Most of these imports now arrive on passenger flights, what is called “belly cargo” in the industry, as opposed to trucks or planes that carry no passengers. What Frontier offers is somewhere between the two, offering scheduled service without bundling its customers’ loads with baggage that can lead to unintended damage, and freight service, which can be delayed based on space availability.
“The introduction of a life sciences compatible air corridor changes that dynamic,” said Frontier Transportation president Leandro Moreira. Leandro and I have known each other for over two decades and he bought limited commodity trading data from my company once before joining Frontier.
Ireland caught President Trump’s attention early in his second term as one of the initial “Dirty 15” due to the size of the US trade deficit with the European nation, much of which is linked to the life science industry.

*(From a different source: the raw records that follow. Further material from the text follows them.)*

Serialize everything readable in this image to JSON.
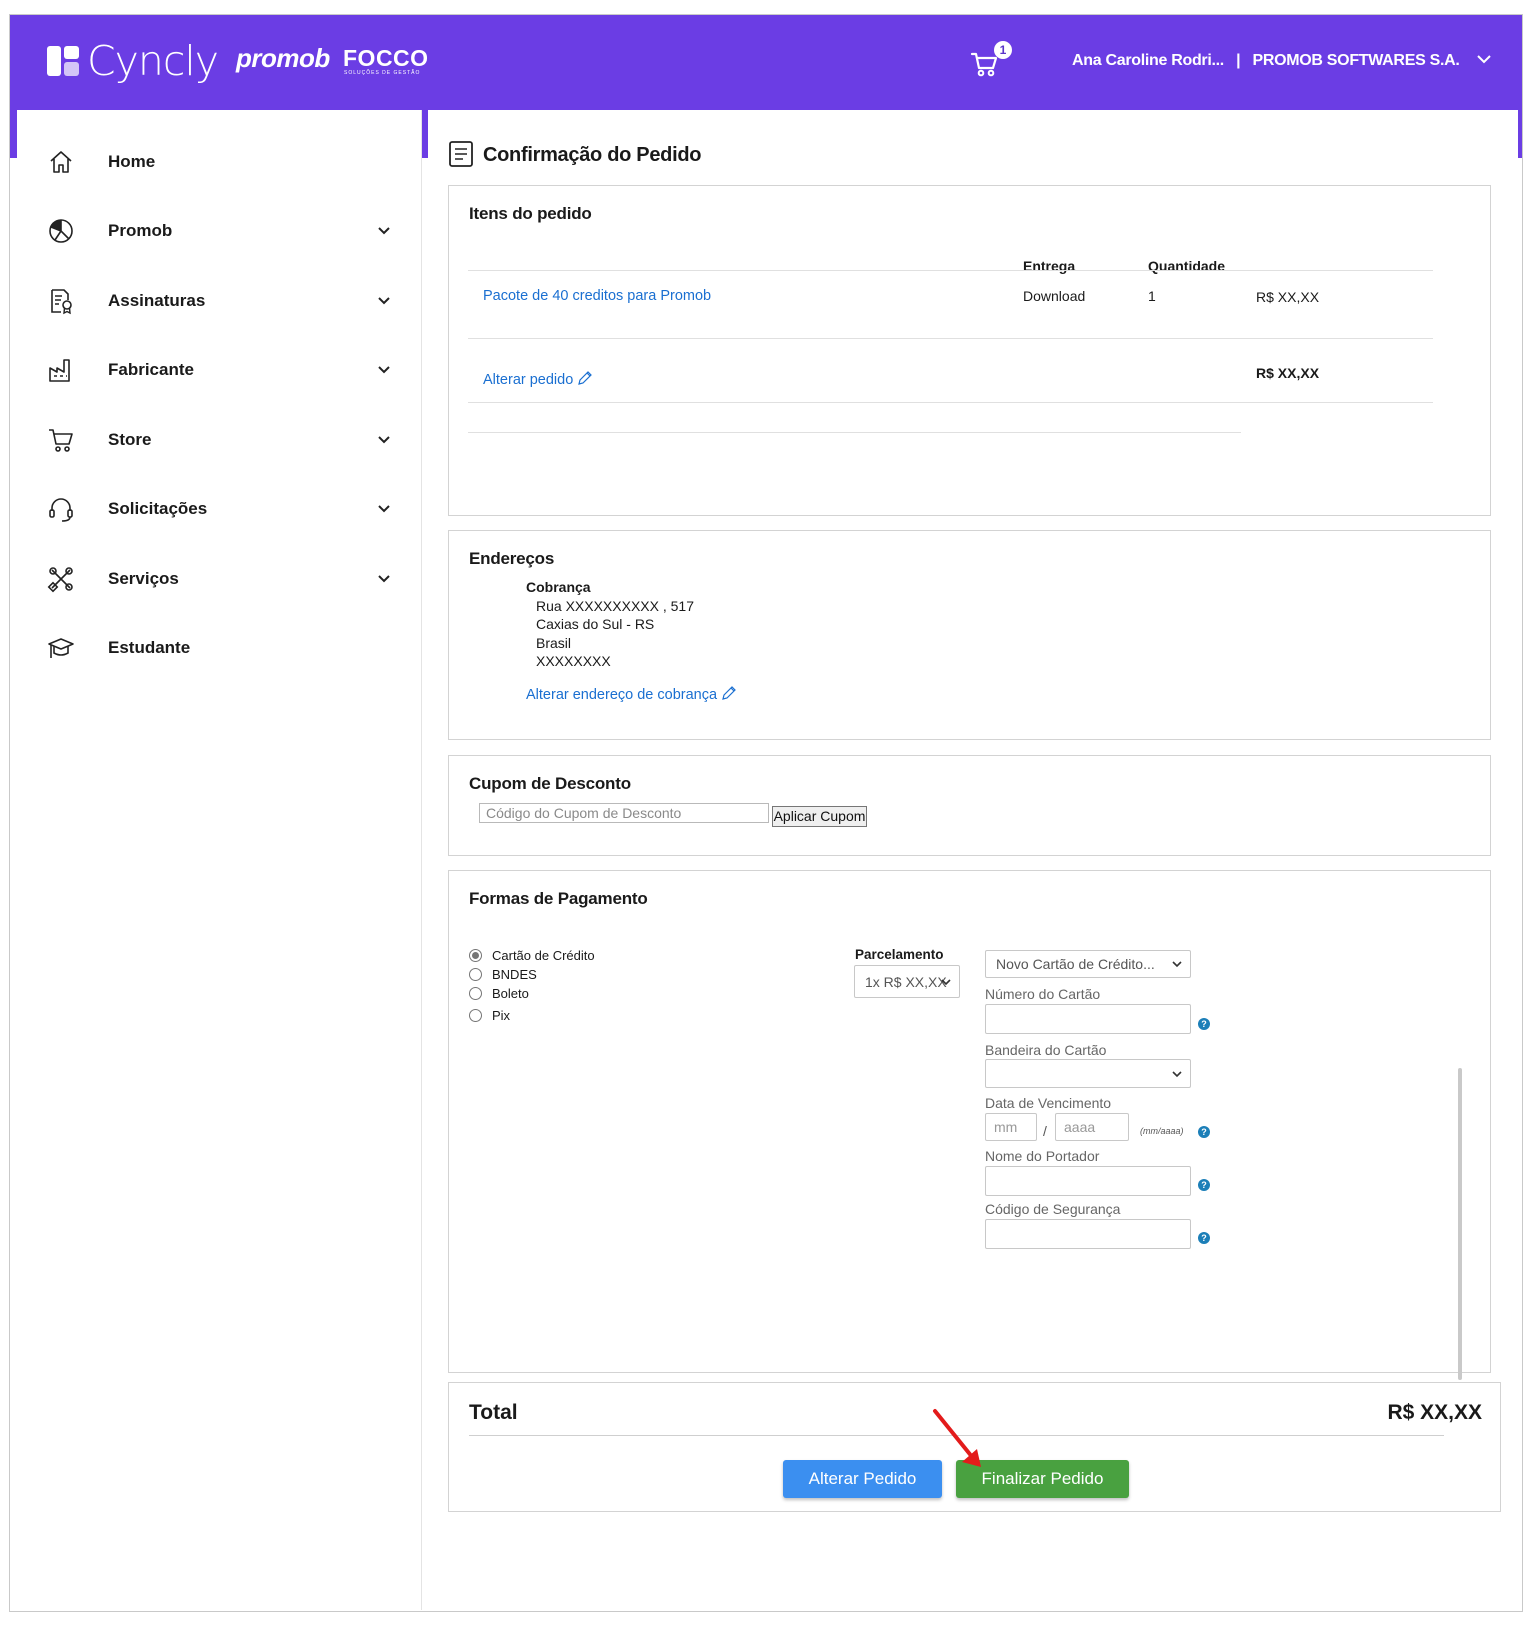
{
  "header": {
    "brand": "Cyncly",
    "brand2": "promob",
    "brand3": "FOCCO",
    "brand3_sub": "SOLUÇÕES DE GESTÃO",
    "cart_count": "1",
    "user_name": "Ana Caroline Rodri...",
    "separator": "|",
    "company": "PROMOB SOFTWARES S.A."
  },
  "sidebar": {
    "items": [
      {
        "label": "Home",
        "icon": "home-icon"
      },
      {
        "label": "Promob",
        "icon": "promob-icon"
      },
      {
        "label": "Assinaturas",
        "icon": "subscriptions-icon"
      },
      {
        "label": "Fabricante",
        "icon": "factory-icon"
      },
      {
        "label": "Store",
        "icon": "cart-icon"
      },
      {
        "label": "Solicitações",
        "icon": "headset-icon"
      },
      {
        "label": "Serviços",
        "icon": "tools-icon"
      },
      {
        "label": "Estudante",
        "icon": "graduation-icon"
      }
    ]
  },
  "page": {
    "title": "Confirmação do Pedido"
  },
  "items": {
    "title": "Itens do pedido",
    "col_delivery": "Entrega",
    "col_quantity": "Quantidade",
    "rows": [
      {
        "product": "Pacote de 40 creditos para Promob",
        "delivery": "Download",
        "quantity": "1",
        "price": "R$ XX,XX"
      }
    ],
    "edit_link": "Alterar pedido",
    "subtotal": "R$ XX,XX"
  },
  "addresses": {
    "title": "Endereços",
    "billing_title": "Cobrança",
    "line1": "Rua  XXXXXXXXXX , 517",
    "line2": "Caxias do Sul - RS",
    "line3": "Brasil",
    "line4": "XXXXXXXX",
    "edit_link": "Alterar endereço de cobrança"
  },
  "coupon": {
    "title": "Cupom de Desconto",
    "placeholder": "Código do Cupom de Desconto",
    "apply_label": "Aplicar Cupom"
  },
  "payment": {
    "title": "Formas de Pagamento",
    "methods": [
      {
        "label": "Cartão de Crédito",
        "selected": true
      },
      {
        "label": "BNDES",
        "selected": false
      },
      {
        "label": "Boleto",
        "selected": false
      },
      {
        "label": "Pix",
        "selected": false
      }
    ],
    "installments_label": "Parcelamento",
    "installments_value": "1x R$ XX,XX",
    "card_select": "Novo Cartão de Crédito...",
    "card_number_label": "Número do Cartão",
    "card_brand_label": "Bandeira do Cartão",
    "expiry_label": "Data de Vencimento",
    "expiry_month_placeholder": "mm",
    "expiry_sep": "/",
    "expiry_year_placeholder": "aaaa",
    "expiry_hint": "(mm/aaaa)",
    "holder_label": "Nome do Portador",
    "security_label": "Código de Segurança",
    "help_glyph": "?"
  },
  "total": {
    "label": "Total",
    "value": "R$ XX,XX",
    "edit_button": "Alterar Pedido",
    "finish_button": "Finalizar Pedido"
  },
  "colors": {
    "brand_purple": "#6b3de4",
    "link_blue": "#1a6fd1",
    "button_blue": "#3b8ff0",
    "button_green": "#49a140",
    "annotation_red": "#e31b1b"
  }
}
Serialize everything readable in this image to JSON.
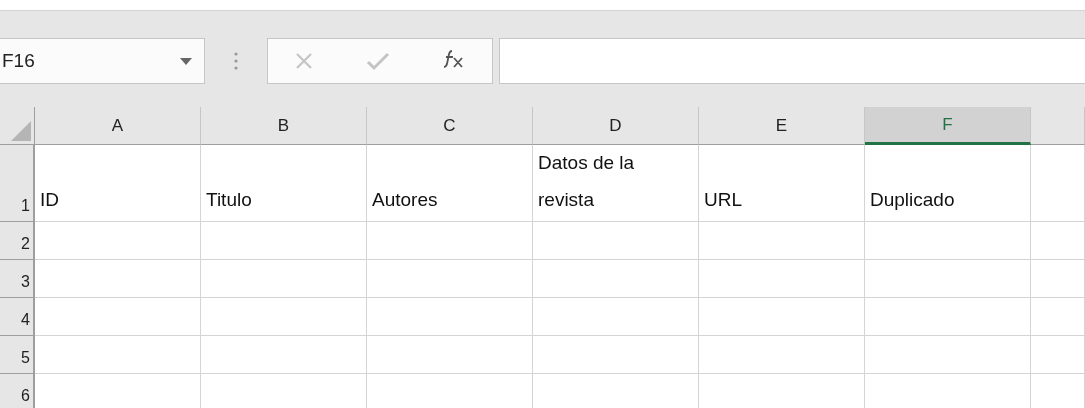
{
  "name_box": {
    "value": "F16"
  },
  "columns": [
    {
      "label": "A",
      "selected": false
    },
    {
      "label": "B",
      "selected": false
    },
    {
      "label": "C",
      "selected": false
    },
    {
      "label": "D",
      "selected": false
    },
    {
      "label": "E",
      "selected": false
    },
    {
      "label": "F",
      "selected": true
    },
    {
      "selected": false
    }
  ],
  "rows": [
    {
      "number": "1",
      "cells": [
        "ID",
        "Titulo",
        "Autores",
        "Datos de la\nrevista",
        "URL",
        "Duplicado"
      ]
    },
    {
      "number": "2"
    },
    {
      "number": "3"
    },
    {
      "number": "4"
    },
    {
      "number": "5"
    },
    {
      "number": "6"
    }
  ]
}
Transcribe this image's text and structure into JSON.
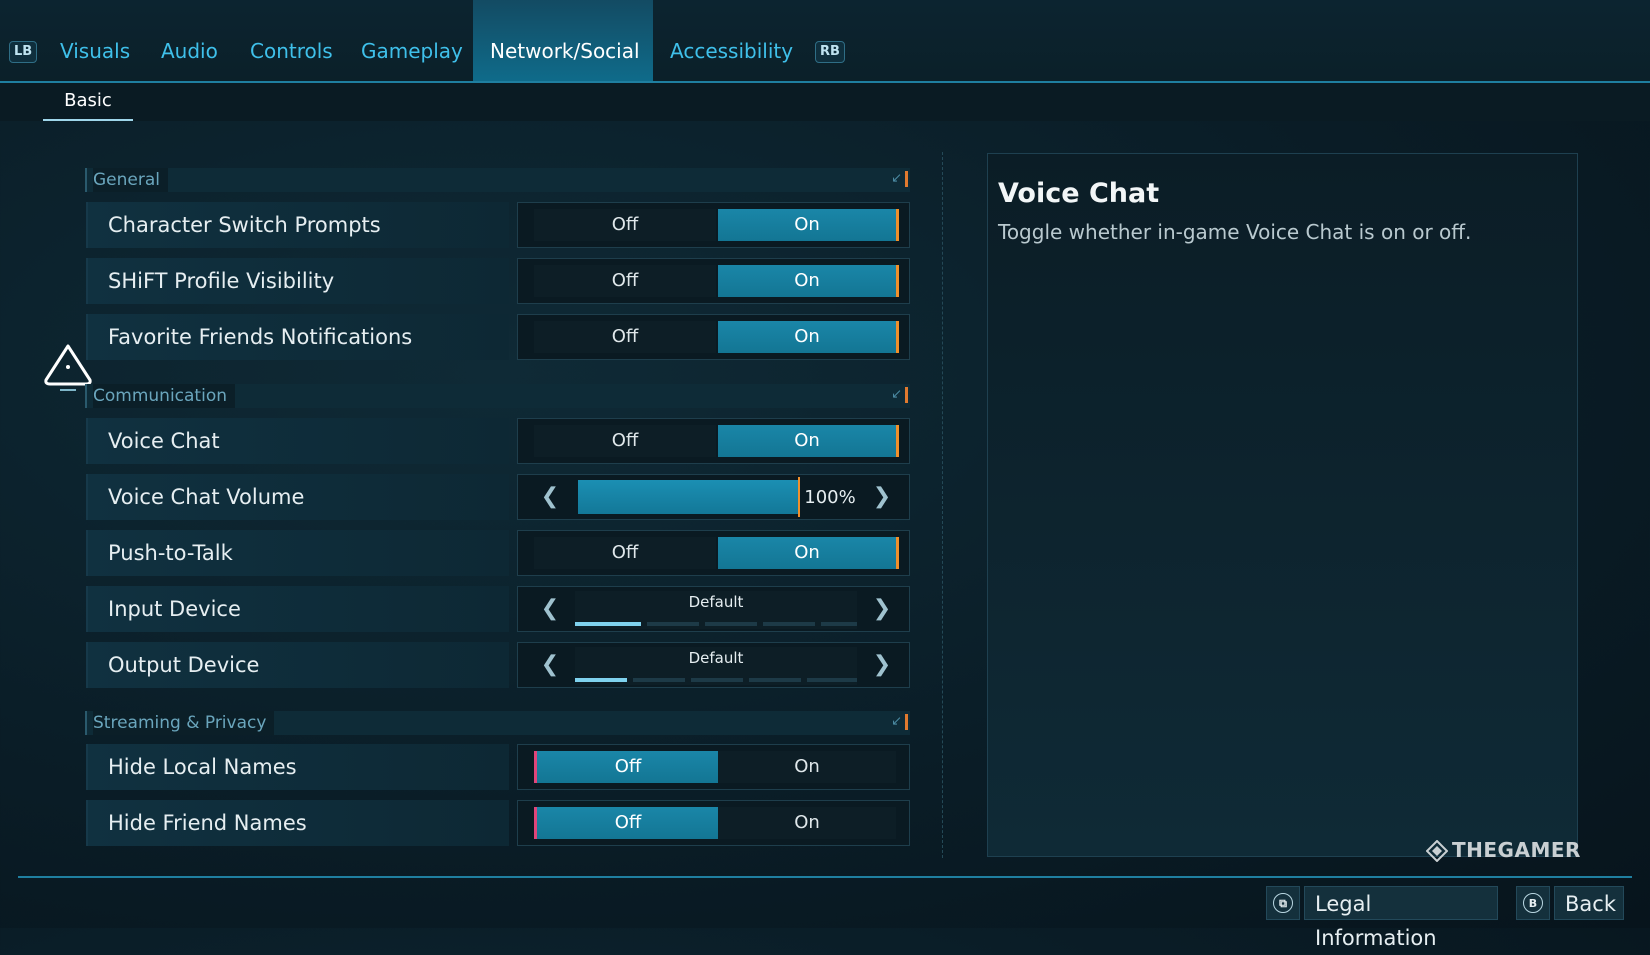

These deficits were the foundation of his trade war with Ireland and the rest of the world, based largely on IEEPA pricesthe constitutionality of which will be debated tomorrow before the US Supreme Court.
The goal of the Frontier Scientific Solutions effort, which will have three weekly flights at a time, is to limit the often avoidable “temperature excursions” when the mission exceeds the limits established for safe use. to mitigate expiration date issues related to flight delays or other delays in the supply chain; and to eliminate incidents arising from merging with other imports or exports that may not require the same sensitivity in handling.
“Industry data shows that about 60 percent of temperature excursions occur during airport ground handling, particularly when shipments are placed on the tarmac before loading or after arrival,” Moreira said.
To that end, Frontier Science Solutions is trying to solve a $35 billion waste problem that can’t be easily or reliably solved by conventional “belly cargo” flights, the industry’s biggest failure point: ground handling.